Lors d’un récent épisode d’Equity, Ami Luttwak, le directeur technologique de la société de cybersécurité Wiz, a souligné que « l’un des aspects essentiels de la cybersécurité est que c’est un jeu mental ». Alors que les entreprises s’empressent d’intégrer l’IA dans leurs flux de travail, que ce soit par le biais de la programmation rapide ou l’intégration d’agents IA, la surface d’attaque s’élargit considérablement. Bien que l’IA aide les développeurs à expédier le code plus rapidement, cette rapidité s’accompagne souvent de raccourcis et d’erreurs, créant de nouvelles opportunités pour les attaquants.
Wiz, récemment acquise par Google pour 32 milliards de dollars, a récemment mené des tests révélant qu’une mise en œuvre fréquente dans les applications créées sur le vif est l’authentification peu sécurisée. Ce système, qui vérifie l’identité d’un utilisateur pour s’assurer qu’il n’est pas un attaquant, est souvent mal conçu par commodité. Luttwak a précisé que les agents de programmation rapide agissent simplement selon les instructions données; si ceux-ci ne sont pas spécifiés pour construire de manière sécurisée, la sécurité sera négligée.
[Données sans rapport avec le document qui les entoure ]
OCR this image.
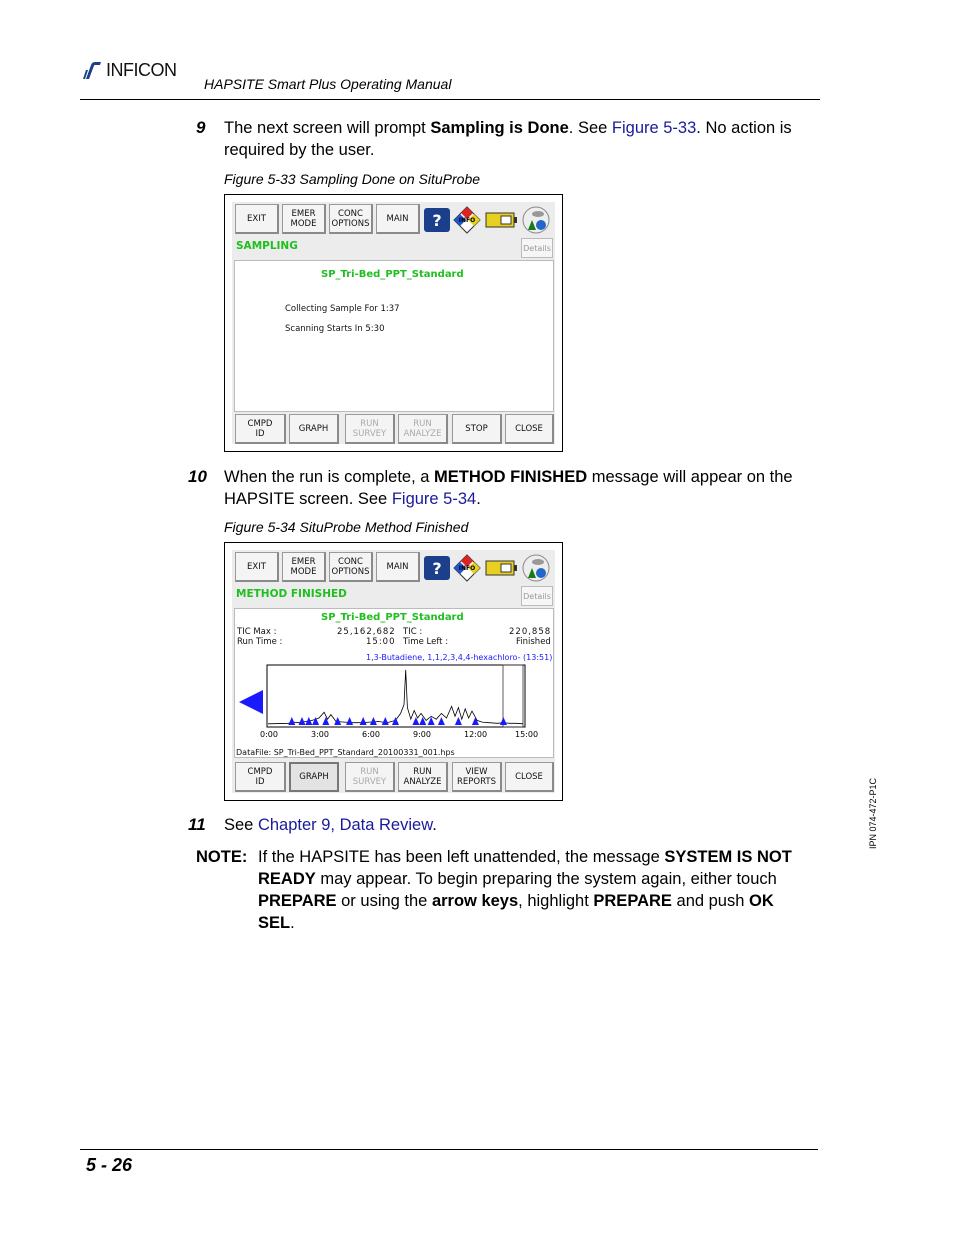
INFICON
HAPSITE Smart Plus Operating Manual
9 The next screen will prompt Sampling is Done. See Figure 5-33. No action is
required by the user.
Figure 5-33 Sampling Done on SituProbe
EXIT	EMER
MODE
CONC
OPTIONS	MAIN	?	INFO
SAMPLING	Details
SP_Tri-Bed_PPT_Standard
Collecting Sample For 1:37
Scanning Starts In 5:30
CMPD
ID	GRAPH	RUN
SURVEY
RUN
ANALYZE	STOP	CLOSE
10 When the run is complete, a METHOD FINISHED message will appear on the
HAPSITE screen. See Figure 5-34.
Figure 5-34 SituProbe Method Finished
EXIT	EMER
MODE
CONC
OPTIONS	MAIN	?	INFO
METHOD FINISHED	Details
SP_Tri-Bed_PPT_Standard
TIC Max :	25,162,682 TIC :	220,858
Run Time :	15:00 Time Left :	Finished
1,3-Butadiene, 1,1,2,3,4,4-hexachloro- (13:51)
0:00	3:00	6:00	9:00	12:00	15:00
DataFile: SP_Tri-Bed_PPT_Standard_20100331_001.hps
CMPD
ID	GRAPH
RUN
SURVEY
RUN
ANALYZE
VIEW
REPORTS	CLOSE
11 See Chapter 9, Data Review.
NOTE: If the HAPSITE has been left unattended, the message SYSTEM IS NOT
READY may appear. To begin preparing the system again, either touch
PREPARE or using the arrow keys, highlight PREPARE and push OK
SEL.
IPN 074-472-P1C
5 - 26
« Si chaque domaine de la sécurité connaît de nouvelles attaques, cela signifie que nous devons repenser chaque partie de la sécurité. »
Développeurs et attaquants utilisent tous deux des outils d’IA pour accélérer leurs processus. Les attaquants exploitent désormais des techniques de programmation rapide et d’autres agents d’IA pour lancer leurs exploits. « On peut même voir l’attaquant utilisant des instructions pour cibler des systèmes », a déclaré Luttwak, ajoutant que les attaques ciblant les outils d’IA internes des entreprises pourraient mener à des attaques sur la chaîne d’approvisionnement. Cela s’est produit récemment lorsque Drift, une startup spécialisée dans les chatbots IA, a été victime d’une violation de sécurité, exposant les données Salesforce de nombreux clients, comme Cloudflare et Google.
Bien que l’adoption des outils d’IA par les entreprises soit encore minimale — Luttwak estime qu’environ 1 % des entreprises ont pleinement adopté l’IA — il constate déjà des attaques hebdomadaires frappant des milliers de clients. « Cette révolution se déroule plus rapidement que toute autre révolution antérieure, ce qui nous pousse, en tant qu’industrie, à évoluer plus vite. »
Wiz, fondée en 2020, a d’abord cherché à aider les organisations à identifier et résoudre des configurations incorrectes et d’autres risques de sécurité dans les environnements cloud. Au cours de l’année écoulée, la société a élargi ses capacités pour suivre le rythme des attaques liées à l’IA. Luttwak exhorte les startups à envisager la sécurité dès le début et à intégrer un responsable de la sécurité des informations (CISO) dans leurs équipes. « Cela signifie planifier la sécurité et la conformité avant d’écrire une seule ligne de code », a-t-il conseillé.